Es más fácil concertar tomar el té con el presidente de una telefonía, reclamarle una falla en el
servicio y terminar abrazados intercambiando aplicaciones a través de Bluetooth, que pedirle un favor a mi hermano. Pablo es de las personas que no soportan que se le pida nada. De los que ante la duda suspiran con antelación. Ya desde chicos, me descolocaba su falta de solidaridad hasta por la más
mínima pavada: ¿Pablo, le pones la cabeza que le guillotinaste a mi muñeca? Nada. Aunque no este ocupado con un qué hacer, él necesita de unos momentos para
practicar una especie de ritual del cuerpo, que lo estimulen a sintonizarse con
una fuerza del más allá y así, arrancar los atrofiados motores de su fofa
voluntad. Ayer después de que Florindo se fuera a la “guarida con la jermu”,
llamé a mi mamá. A veces pienso que ella tranquilamente podría estar
plastificada en las estampitas acariciándole los rulos a San Expedito. Tiene
el don de armar frases taladrantes capaces de exacerbar hasta a un monje
Tibetano. Por eso, decidí explotar su capacidad, pidiéndole que intercediera
por mi causa justa y terminar de una vez por todas con esta "Calefodisea". El "Mamácenter" funcionó exitosamente: conseguí que Pablo viniera a la tarde, (también logré que en estos días mi mamá se auto-invitara para “echarme un vistazo”.
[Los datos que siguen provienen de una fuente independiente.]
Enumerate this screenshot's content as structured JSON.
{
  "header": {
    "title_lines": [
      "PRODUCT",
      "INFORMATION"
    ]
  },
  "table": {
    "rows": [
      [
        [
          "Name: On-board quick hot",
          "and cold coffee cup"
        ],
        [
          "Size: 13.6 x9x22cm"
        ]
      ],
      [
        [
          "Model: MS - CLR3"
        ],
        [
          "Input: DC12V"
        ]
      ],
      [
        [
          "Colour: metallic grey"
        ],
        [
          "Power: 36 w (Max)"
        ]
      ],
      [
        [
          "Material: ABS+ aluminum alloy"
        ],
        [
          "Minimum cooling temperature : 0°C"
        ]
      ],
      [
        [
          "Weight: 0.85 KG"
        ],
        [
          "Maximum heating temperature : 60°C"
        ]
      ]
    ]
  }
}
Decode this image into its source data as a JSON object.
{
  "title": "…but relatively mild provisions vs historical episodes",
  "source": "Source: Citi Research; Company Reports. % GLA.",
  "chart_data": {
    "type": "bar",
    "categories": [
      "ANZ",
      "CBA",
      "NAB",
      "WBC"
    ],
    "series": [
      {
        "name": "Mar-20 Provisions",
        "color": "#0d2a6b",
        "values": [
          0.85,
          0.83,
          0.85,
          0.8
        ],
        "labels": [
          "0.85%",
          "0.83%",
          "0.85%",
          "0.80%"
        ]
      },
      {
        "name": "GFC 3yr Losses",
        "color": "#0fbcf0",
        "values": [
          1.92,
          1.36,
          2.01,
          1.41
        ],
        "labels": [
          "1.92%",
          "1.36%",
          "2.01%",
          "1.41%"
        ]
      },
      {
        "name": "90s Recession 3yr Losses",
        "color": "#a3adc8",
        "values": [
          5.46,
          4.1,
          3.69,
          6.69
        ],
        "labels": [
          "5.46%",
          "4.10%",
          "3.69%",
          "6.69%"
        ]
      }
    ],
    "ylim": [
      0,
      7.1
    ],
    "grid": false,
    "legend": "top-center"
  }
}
Supongo que quiere decir, que va a pasar un rato para asegurarse que tenga
suficiente agua y luz para la fotosíntesis). El calefón ya funciona correctamente. Por otra parte Pablo me comentó que, Juan, su mejor amigo de la infancia se separó de la
mujer. A pesar de que hace tres días me revolotean en bandada un sinfín de
moscas, y que ya hace unos diesiséis olvidé
el olor de los árboles, no pude evitar sonreírme por la noticia.